Will Tough Measures Toughen Big Blue?
No corporation has symbolized U.S. industrial prowess, management skill, or global reach better than ibm. Amazingly, for a long time, Big Blue was able to maintain effective control even as it swelled to a $67 billion organization operating in 137 countries. That was a tribute to ibm management, which trained its workers carefully, demanded superior performance, and rewarded them with the implicit promise of lifetime employment.
But the decline of the mainframe computer, the company's bread and butter, has turned many of ibm's long-standing strengths into liabilities. The hugeness that once gave it unparalleled economies of scale -- and profits -- became a burden. Slow decision-making turned what might have been market-leading products into laggards. And with margins dropping, ibm's blue-suited legions began to look less like indispensable assets than unneeded fixed costs. Now, says ceo John F. Akers, nothing less than a "New ibm" is needed to turn the company around. Although his plan does not come close to producing a New ibm, it does set the company in the direction it must take. Akers says he will give each product division the freedom and flexibility it needs to move ahead quickly with new technologies. If that's not enough, he hints, some businesses -- possibly even the entire personal-computer operation -- could be set up as independent companies.
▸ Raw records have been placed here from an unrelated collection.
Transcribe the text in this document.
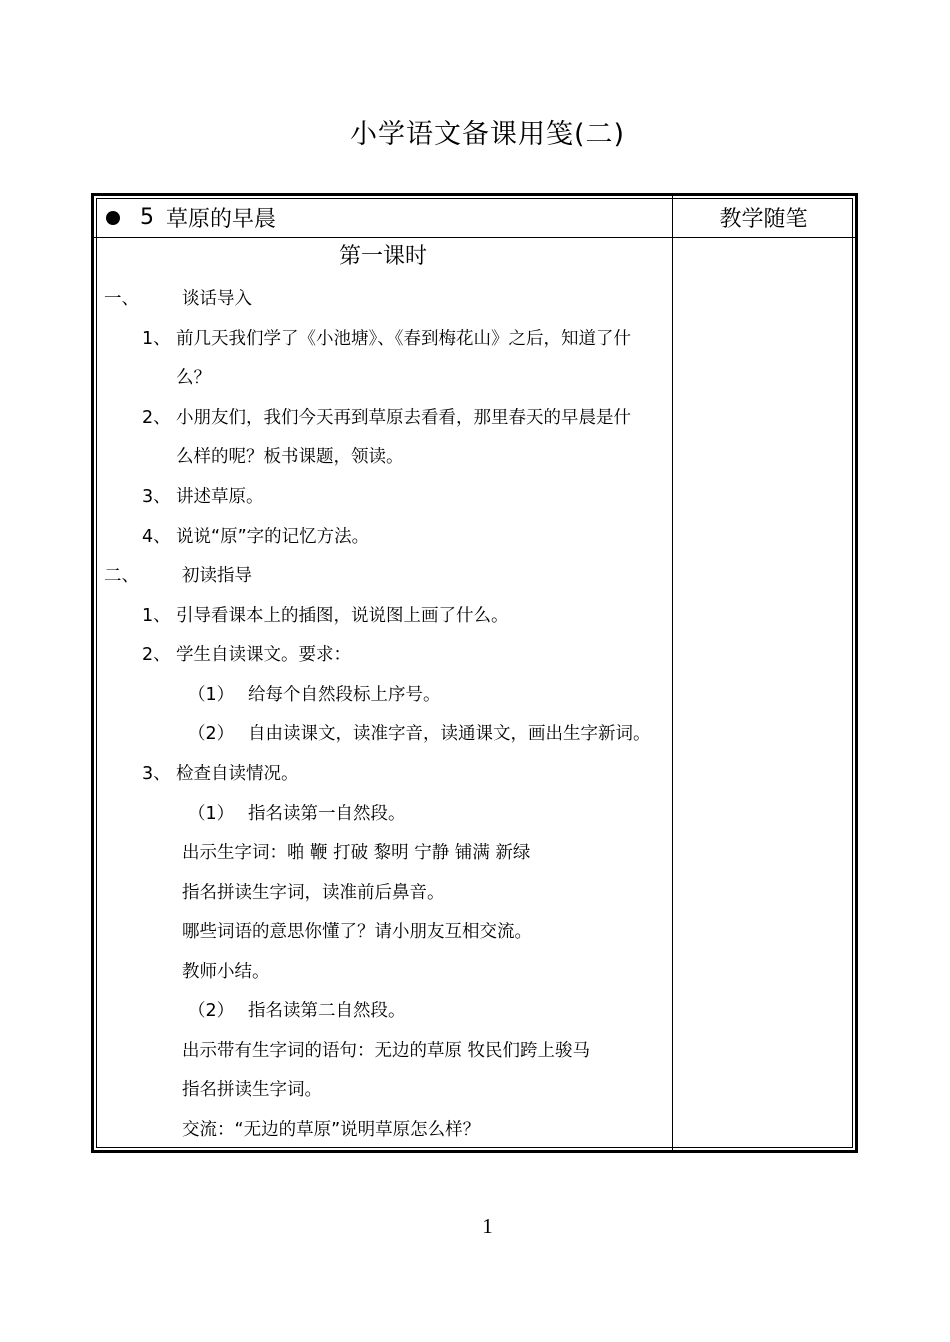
小学语文备课用笺(二)
5 草原的早晨	教学随笔
第一课时
一、 谈话导入
1、 前几天我们学了《小池塘》、《春到梅花山》之后，知道了什
么？
2、 小朋友们，我们今天再到草原去看看，那里春天的早晨是什
么样的呢？板书课题，领读。
3、 讲述草原。
4、 说说“原”字的记忆方法。
二、 初读指导
1、 引导看课本上的插图，说说图上画了什么。
2、 学生自读课文。要求：
（1） 给每个自然段标上序号。
（2） 自由读课文，读准字音，读通课文，画出生字新词。
3、 检查自读情况。
（1） 指名读第一自然段。
出示生字词：啪 鞭 打破 黎明 宁静 铺满 新绿
指名拼读生字词，读准前后鼻音。
哪些词语的意思你懂了？请小朋友互相交流。
教师小结。
（2） 指名读第二自然段。
出示带有生字词的语句：无边的草原 牧民们跨上骏马
指名拼读生字词。
交流：“无边的草原”说明草原怎么样？
1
The company has unequivocally ended lifetime employment. Those employees who contribute to profits will share in them -- and those who don't measure up will be eliminated. To ibmers, that might seem a harsh and abrupt departure from Big Blue tradition. But to Akers, it's what is needed to unleash the true power of ibm at last. Wall Street is skeptical and has sold the stock down. If Akers is wrong, ibm will remain a rudderless behemoth too big to manage. If he's right, a stronger ibm, more than almost anything else, could shore up America's competitiveness in information technology. The challenge now will be holding true to the course.